Army has hosted NHL teams in the past, sometimes early in training camp, sometimes late and sometimes during a break in the regular season, even only for a day, like the Philadelphia Flyers on March 25, 1998. The Penguins have been here twice before, but not since 2007. No NHL team has come to West Point since the Flyers in 2008.
Crosby, Evgeni Malkin, Rob Scuderi, Brooks Orpik, Kris Letang and Marc-Andre Fleury are the only players with the Penguins now who were part of the Army trip six years ago. They haven't forgotten anything about that trip.
"I think we all realize the differences between the guys that play [hockey] here and what we do," Scuderi, whose father was a Marine, told NHL.com, "but sometimes it's refreshing to hear."

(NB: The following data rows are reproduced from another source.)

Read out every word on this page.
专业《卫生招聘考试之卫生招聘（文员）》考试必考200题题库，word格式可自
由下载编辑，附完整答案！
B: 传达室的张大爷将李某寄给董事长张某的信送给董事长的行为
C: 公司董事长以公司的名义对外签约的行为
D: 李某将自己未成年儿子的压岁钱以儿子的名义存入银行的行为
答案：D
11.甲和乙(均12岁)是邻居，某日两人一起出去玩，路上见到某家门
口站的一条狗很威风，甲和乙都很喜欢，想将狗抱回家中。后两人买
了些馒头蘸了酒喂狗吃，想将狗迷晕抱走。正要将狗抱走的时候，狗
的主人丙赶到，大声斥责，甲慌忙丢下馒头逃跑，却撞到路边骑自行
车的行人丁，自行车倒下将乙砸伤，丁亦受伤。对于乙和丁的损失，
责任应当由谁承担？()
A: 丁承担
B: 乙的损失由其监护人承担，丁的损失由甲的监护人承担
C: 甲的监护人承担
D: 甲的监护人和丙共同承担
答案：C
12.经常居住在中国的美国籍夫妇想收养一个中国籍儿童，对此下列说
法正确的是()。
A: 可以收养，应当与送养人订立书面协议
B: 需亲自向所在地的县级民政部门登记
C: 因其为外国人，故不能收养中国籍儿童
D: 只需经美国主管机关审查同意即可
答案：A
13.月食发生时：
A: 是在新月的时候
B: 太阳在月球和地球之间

They started hearing it from Riley on Friday. He's been the coach at Army since 2004, continuing a now 63-year legacy of Rileys leading the academy's hockey program that started with his father Jack in 1950 and continued with his brother Rob in 1986. Rob Riley was an assistant at St. Lawrence University when Shero was a player there.
"I want professional hockey players to come to West Point and leave here with a much greater respect for the service men and women," Brian Riley told NHL.com. "For our players, these are their idols, but by the time the Penguins leave here they make our players feel like they're their idols."

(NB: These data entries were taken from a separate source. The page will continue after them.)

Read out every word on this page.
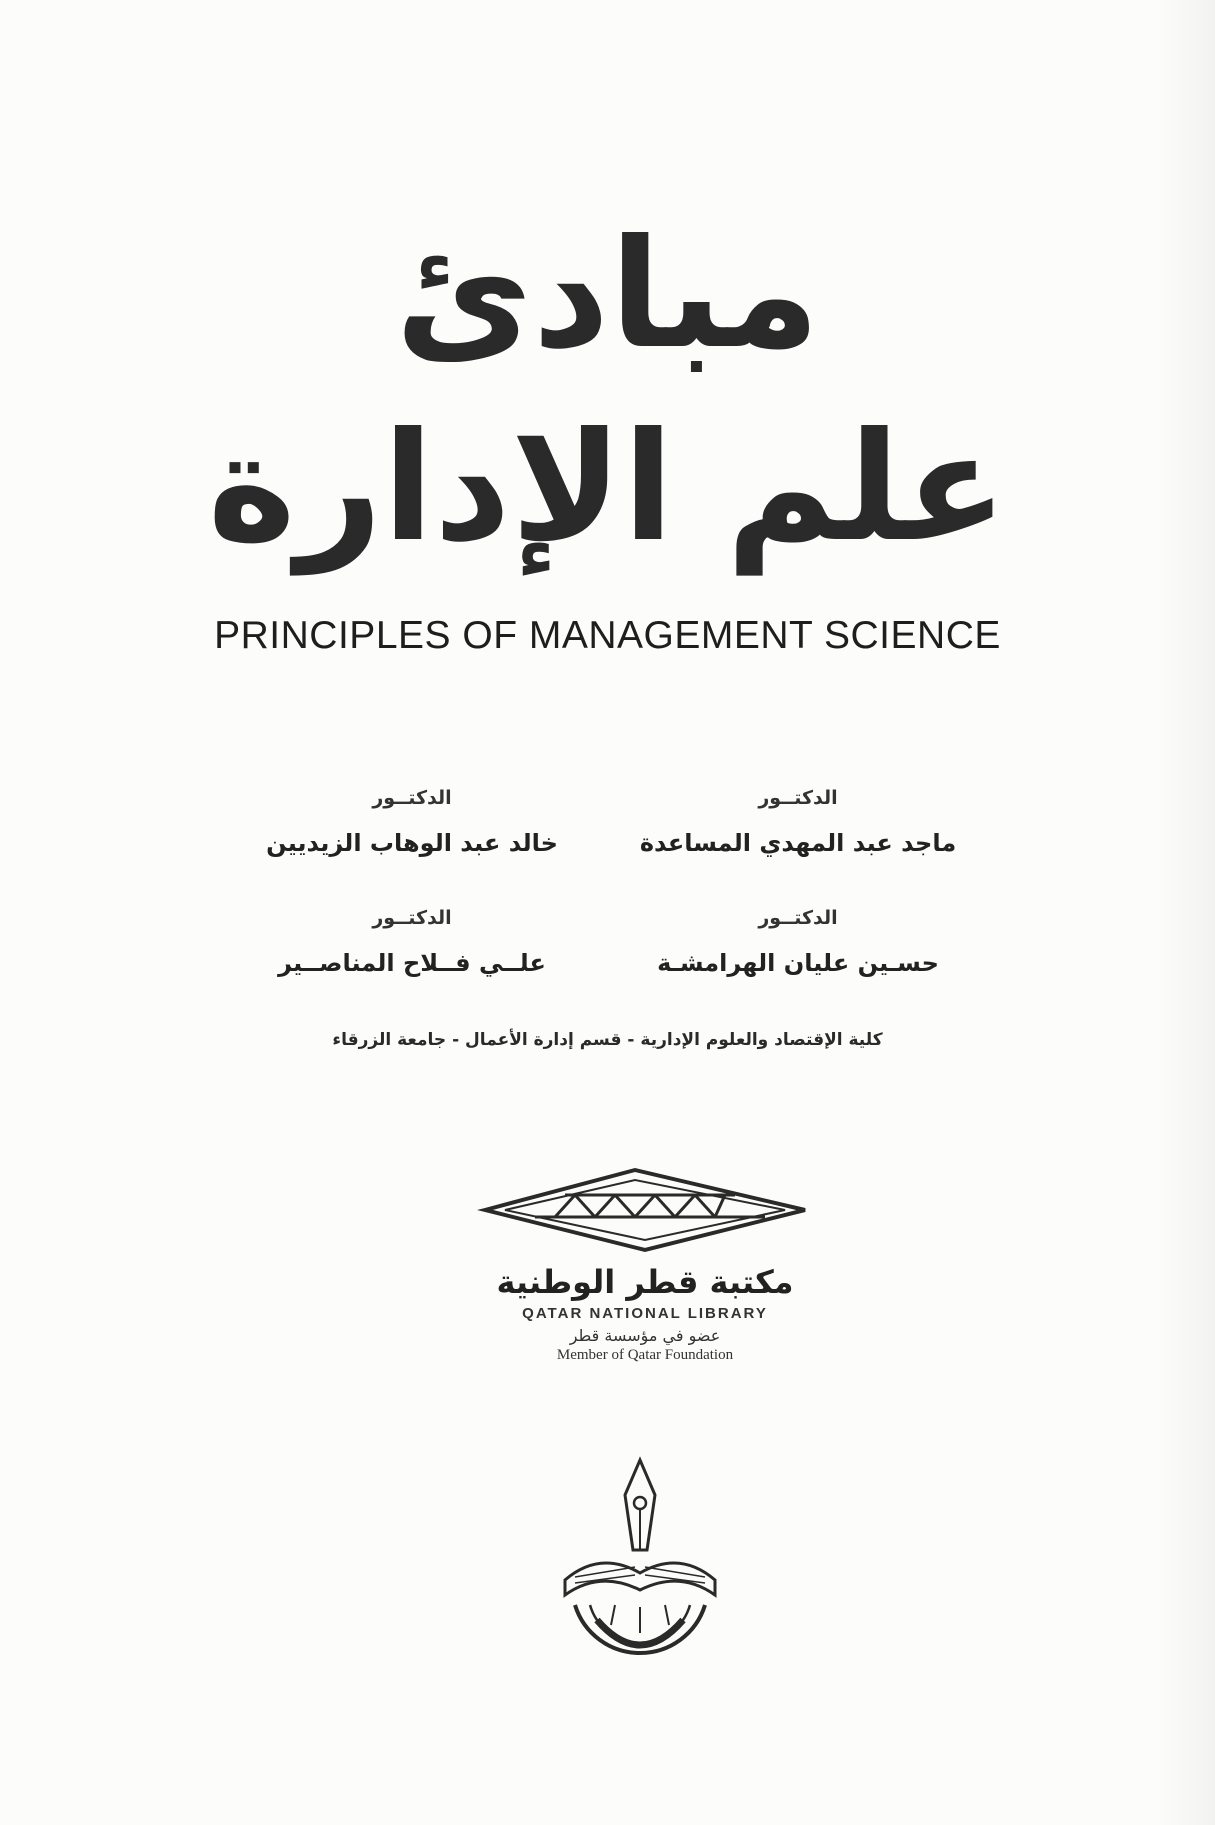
مبادئ
علم الإدارة
PRINCIPLES OF MANAGEMENT SCIENCE
الدكتــور
ماجد عبد المهدي المساعدة
الدكتــور
خالد عبد الوهاب الزيديين
الدكتــور
حسـين عليان الهرامشـة
الدكتــور
علــي فــلاح المناصــير
كلية الإقتصاد والعلوم الإدارية - قسم إدارة الأعمال - جامعة الزرقاء
مكتبة قطر الوطنية
QATAR NATIONAL LIBRARY
عضو في مؤسسة قطر
Member of Qatar Foundation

Crosby, for one, hopes that's true.
For example, he may not have known some of the Army hockey players were watching and using their iPhones to record him as he blasted a slap shot from the left circle into the far top corner of the net during practice. But Crosby's plan before embarking on the regular season was to let the cadets know how much he and his teammates appreciate what they do, how they do it and why they do it.

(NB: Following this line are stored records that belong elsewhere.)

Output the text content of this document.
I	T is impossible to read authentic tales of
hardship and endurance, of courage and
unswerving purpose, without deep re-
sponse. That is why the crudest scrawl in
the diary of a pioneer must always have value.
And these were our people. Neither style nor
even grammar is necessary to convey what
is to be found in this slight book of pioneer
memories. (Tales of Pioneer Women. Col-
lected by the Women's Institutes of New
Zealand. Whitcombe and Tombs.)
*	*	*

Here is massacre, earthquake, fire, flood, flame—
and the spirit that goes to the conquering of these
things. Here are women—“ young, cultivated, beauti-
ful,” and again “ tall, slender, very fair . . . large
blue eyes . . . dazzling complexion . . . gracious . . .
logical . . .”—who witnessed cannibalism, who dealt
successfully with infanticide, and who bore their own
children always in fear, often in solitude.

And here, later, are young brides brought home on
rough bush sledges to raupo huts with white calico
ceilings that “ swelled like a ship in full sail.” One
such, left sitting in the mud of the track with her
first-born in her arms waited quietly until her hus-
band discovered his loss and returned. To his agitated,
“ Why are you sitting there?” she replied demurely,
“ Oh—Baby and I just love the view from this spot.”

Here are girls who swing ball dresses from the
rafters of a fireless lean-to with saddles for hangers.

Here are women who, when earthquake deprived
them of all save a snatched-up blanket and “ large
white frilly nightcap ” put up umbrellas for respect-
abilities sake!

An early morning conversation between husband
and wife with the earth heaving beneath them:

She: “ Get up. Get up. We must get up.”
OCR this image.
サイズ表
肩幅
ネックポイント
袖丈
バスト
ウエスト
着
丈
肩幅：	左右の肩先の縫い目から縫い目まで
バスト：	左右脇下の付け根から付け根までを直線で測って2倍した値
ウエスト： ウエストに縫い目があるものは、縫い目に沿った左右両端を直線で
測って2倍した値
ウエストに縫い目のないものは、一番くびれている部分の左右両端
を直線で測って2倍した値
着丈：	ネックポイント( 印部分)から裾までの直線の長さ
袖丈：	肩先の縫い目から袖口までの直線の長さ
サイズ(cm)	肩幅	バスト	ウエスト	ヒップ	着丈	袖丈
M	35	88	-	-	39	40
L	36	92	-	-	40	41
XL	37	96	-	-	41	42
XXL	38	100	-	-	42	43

"Oh yeah, it's reciprocated for sure," he said. "We have so much respect for everyone here and everyone that's not here, that's overseas making those sacrifices. The great thing for us is we get to personally meet some of them and hopefully show them that thanks. I think you can say it and hopefully they understand, but we really do appreciate the opportunity to come here, to meet everyone and hear about these experiences."
Prior to practicing Friday, the Penguins experienced the organized and disciplined chaos of eating with the cadets at the Mess Hall. They saw firsthand how 4,400 cadets manage to eat lunch at the same time in a matter of 20 minutes, with freshmen serving the older students.
That alone was an experience they'll never forget.
"It was crazy," Pascal Dupuis told NHL.com. "We're waiting, standing there and within like three minutes the cadets were ready to go in. They were like, 'You guys better get in there now so you don't get trampled.' We walked through the building, sat down, turned around and 4,000 cadets were seated. You could hear a little humming, a little background noise, a white noise basically and that was them sitting down. It was amazing.
"Then it took 15 minutes and they were out while we were like halfway through our meals."
The plan for Saturday, after the Penguins hold a 10 a.m. ET practice, is for the players to experience what it's like to be in an Army shooting simulator. They have a tour of campus scheduled and on Sunday, again after a 10 a.m. practice, they will be led on a hike by an Army general.
They will eat breakfast with the cadets on Monday morning before flying back to Pittsburgh to begin preparations for opening night with a new perspective on their world and how fortunate they are to live and play in it.
"We're spending a few days with what is the ultimate team, the ultimate group in not only how they act but how they train," Bylsma said. "You hope to gain from that in these few days."